XXVIII. [1] L'Hélicon est de toutes les montagnes de
Grèce la plus fertile, celle où il y a le plus
d'arbres de toutes espèces, et où croît
surtout le meilleur pourpier. Ceux qui l'habitent assurent que
l'on n'y trouve aucune herbe, aucune racine
vénéneuse, et que par cette raison les serpents
n'y sont pas dangereux ; de sorte que quand par hasard on en est
piqué, on ne s'en embarrasse pas plus que si l'on
était sûr d'avoir à point nommé
quelqu'un de la race des Psylles, ou d'excellente
thériaque.
[2] Ailleurs il y a des serpents dont les piqûres sont
mortelles non seulement aux hommes, mais aux autres animaux ;
à quoi la qualité des sucs de la terre, et la
nature des herbes peuvent beaucoup contribuer. Un
Phénicien que j'ai connu m'a assuré que dans les
montagnes de Phénicie, les vipères sont furieuses,
quand elles ont mangé d'une certaine racine. Il me
contait aussi qu'un homme se voyant poursuivi par une
vipère monta au haut d'un arbre, que la vipère ne
pouvant l'atteindre, jeta son venin contre l'arbre, et que dans
le moment il avait vu l'homme expirer.
[3] Au contraire, je sais que dans le pays des Arabes les
vipères qui ont leurs trous auprès des arbres
d'où coule le baume, ne font aucun mal. Ces arbres sont
de la grosseur de nos myrtes, et leurs feuilles ressemblent
assez à celles de notre marjolaine. Les vipères se
plaisent fort sous ces arbres, elles en aiment 1'ombre et encore
plus le suc ou l'espèce de gomme qui fait le baume.

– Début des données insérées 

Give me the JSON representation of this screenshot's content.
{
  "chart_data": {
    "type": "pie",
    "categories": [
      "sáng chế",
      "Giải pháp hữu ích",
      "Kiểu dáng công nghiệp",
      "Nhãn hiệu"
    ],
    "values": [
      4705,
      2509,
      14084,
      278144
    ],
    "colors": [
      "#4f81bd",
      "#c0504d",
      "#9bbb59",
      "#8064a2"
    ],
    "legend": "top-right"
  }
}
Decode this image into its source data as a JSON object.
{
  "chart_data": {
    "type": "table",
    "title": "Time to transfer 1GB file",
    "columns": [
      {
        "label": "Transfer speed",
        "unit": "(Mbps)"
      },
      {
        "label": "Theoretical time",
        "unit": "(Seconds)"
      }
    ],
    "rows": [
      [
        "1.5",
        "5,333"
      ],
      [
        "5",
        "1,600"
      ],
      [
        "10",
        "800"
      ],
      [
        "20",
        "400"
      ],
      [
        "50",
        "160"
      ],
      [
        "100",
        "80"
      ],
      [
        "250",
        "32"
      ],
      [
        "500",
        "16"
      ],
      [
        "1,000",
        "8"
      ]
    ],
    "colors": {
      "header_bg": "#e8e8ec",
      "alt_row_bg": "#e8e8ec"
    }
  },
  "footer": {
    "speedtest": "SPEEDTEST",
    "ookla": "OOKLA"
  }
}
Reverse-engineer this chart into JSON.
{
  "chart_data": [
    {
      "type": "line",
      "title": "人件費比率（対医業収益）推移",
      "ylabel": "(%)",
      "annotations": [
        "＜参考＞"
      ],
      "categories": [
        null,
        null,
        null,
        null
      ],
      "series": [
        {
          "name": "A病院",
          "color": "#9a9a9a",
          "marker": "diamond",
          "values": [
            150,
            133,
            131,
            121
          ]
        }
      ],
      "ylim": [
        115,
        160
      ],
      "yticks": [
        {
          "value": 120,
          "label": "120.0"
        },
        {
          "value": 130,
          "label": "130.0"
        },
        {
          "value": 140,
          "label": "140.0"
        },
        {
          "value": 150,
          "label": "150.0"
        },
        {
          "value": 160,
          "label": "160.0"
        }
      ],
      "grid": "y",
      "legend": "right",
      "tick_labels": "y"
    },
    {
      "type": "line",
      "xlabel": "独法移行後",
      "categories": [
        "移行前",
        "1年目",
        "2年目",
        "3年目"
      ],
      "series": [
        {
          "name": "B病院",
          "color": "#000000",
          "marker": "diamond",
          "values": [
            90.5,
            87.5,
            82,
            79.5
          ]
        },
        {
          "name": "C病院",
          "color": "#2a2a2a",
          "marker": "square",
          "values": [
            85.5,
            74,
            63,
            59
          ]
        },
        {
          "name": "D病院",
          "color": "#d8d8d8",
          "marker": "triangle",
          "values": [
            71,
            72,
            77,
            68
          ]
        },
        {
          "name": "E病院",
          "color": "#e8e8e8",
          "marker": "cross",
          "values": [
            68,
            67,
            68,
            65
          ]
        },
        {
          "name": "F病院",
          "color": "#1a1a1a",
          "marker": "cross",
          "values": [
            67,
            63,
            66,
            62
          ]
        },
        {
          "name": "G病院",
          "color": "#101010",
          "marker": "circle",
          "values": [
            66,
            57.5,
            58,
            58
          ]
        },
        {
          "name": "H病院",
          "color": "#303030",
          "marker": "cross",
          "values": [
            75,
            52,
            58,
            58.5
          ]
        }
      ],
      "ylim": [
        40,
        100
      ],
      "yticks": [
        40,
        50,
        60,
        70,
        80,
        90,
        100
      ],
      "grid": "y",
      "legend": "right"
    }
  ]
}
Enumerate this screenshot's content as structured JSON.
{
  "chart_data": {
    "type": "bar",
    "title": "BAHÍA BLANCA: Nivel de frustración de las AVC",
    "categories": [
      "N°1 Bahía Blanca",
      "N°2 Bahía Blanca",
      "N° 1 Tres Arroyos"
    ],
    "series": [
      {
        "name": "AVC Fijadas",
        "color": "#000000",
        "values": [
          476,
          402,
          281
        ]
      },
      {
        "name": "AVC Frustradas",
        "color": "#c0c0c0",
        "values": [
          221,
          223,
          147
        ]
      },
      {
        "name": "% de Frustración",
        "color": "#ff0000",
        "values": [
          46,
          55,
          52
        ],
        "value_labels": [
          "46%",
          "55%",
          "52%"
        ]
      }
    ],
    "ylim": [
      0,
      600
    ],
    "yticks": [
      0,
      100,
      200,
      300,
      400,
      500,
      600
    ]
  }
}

[4] Lorsque le temps est venu de recueillir ce suc, les Arabes
viennent avec deux baguettes de bois à la main, et en
frappant de ces baguettes l'une contre l'autre, ils font du
bruit pour chasser les vipères ; car ils se donnent bien
de garde de les tuer, les regardant comme sacrées et
comme les génies tutélaires de ces arbres. S'il
arrive que quelqu'un en soit piqué, vous diriez d'une
blessure faite avec la pointe d'une épée ; mais il
ne faut pas craindre qu'il y ait rien de venimeux, parce que
tout le venin de ces animaux est tempéré et comme
émoussé par l'odeur et la vertu du précieux
baume dont ils se nourrissent. Ce que je dis est un fait
connu.
XXIX. [1] On tient que ce sont Ephialtès et Otus qui ont
sacrifié les premiers aux Muses sur le mont
Hélicon, et qui leur ont consacré cette montagne.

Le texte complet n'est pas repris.